Django 5.0.8 fixes three security issues with severity “moderate”, one security issue with severity “high”, and several bugs in 5.0.7.

CVE-2024-41989: Memory exhaustion in django.utils.numberformat.floatformat()

If floatformat received a string representation of a number in scientific notation with a large exponent, it could lead to significant memory consumption.

To avoid this, decimals with more than 200 digits are now returned as is.

CVE-2024-41990: Potential denial-of-service vulnerability in django.utils.html.urlize()

urlize and urlizetrunc were subject to a potential denial-of-service attack via very large inputs with a specific sequence of characters.

CVE-2024-41991: Potential denial-of-service vulnerability in django.utils.html.urlize() and AdminURLFieldWidget

urlize, urlizetrunc, and AdminURLFieldWidget were subject to a potential denial-of-service attack via certain inputs with a very large number of Unicode characters.

CVE-2024-42005: Potential SQL injection in QuerySet.values() and values_list()

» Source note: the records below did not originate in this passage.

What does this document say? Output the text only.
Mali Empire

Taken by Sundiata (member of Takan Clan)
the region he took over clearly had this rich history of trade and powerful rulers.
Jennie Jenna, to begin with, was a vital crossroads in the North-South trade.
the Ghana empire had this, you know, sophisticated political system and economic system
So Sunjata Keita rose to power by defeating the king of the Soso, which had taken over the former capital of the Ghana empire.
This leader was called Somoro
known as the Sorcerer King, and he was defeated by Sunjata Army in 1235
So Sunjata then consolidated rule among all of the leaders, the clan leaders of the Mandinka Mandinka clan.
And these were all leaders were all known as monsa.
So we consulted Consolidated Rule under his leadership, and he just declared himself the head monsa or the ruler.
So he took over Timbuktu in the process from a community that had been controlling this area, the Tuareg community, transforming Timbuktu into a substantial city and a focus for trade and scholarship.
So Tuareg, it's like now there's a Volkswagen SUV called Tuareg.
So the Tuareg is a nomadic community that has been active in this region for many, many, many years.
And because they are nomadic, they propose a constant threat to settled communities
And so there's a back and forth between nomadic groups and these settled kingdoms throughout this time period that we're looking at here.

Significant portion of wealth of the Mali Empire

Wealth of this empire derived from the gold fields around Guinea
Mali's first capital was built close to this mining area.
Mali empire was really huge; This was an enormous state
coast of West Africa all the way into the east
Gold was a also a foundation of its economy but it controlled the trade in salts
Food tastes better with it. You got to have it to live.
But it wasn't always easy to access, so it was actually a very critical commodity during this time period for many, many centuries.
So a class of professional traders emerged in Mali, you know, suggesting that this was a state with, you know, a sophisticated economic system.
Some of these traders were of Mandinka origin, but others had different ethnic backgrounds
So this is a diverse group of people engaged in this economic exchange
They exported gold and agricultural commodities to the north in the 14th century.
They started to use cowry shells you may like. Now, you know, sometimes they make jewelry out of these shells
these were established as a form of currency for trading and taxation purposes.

QuerySet.values() and values_list() methods on models with a JSONField were subject to SQL injection in column aliases, via a crafted JSON object key as a passed *arg.

Bugfixes

  • Added missing validation for UniqueConstraint(nulls_distinct=False) when using *expressions (#35594).
  • Fixed a regression in Django 5.0 where ModelAdmin.action_checkbox could break the admin changelist HTML page when rendering a model instance with a __html__ method (#35606).
  • Fixed a crash when creating a model with a Field.db_default and a Meta.constraints constraint composed of __endswith, __startswith, or __contains lookups (#35625).
  • Fixed a regression in Django 5.0.7 that caused a crash in LocaleMiddleware when processing a language code over 500 characters (#35627).
  • Fixed a bug in Django 5.0 that caused a system check crash when ModelAdmin.date_hierarchy was a GeneratedField with an output_field of DateField or DateTimeField (#35628).
  • Fixed a bug in Django 5.0 which caused constraint validation to either crash or incorrectly raise validation errors for constraints referring to fields using Field.db_default (#35638).
  • Fixed a crash in Django 5.0 when saving a model containing a FileField with a db_default set (#35657).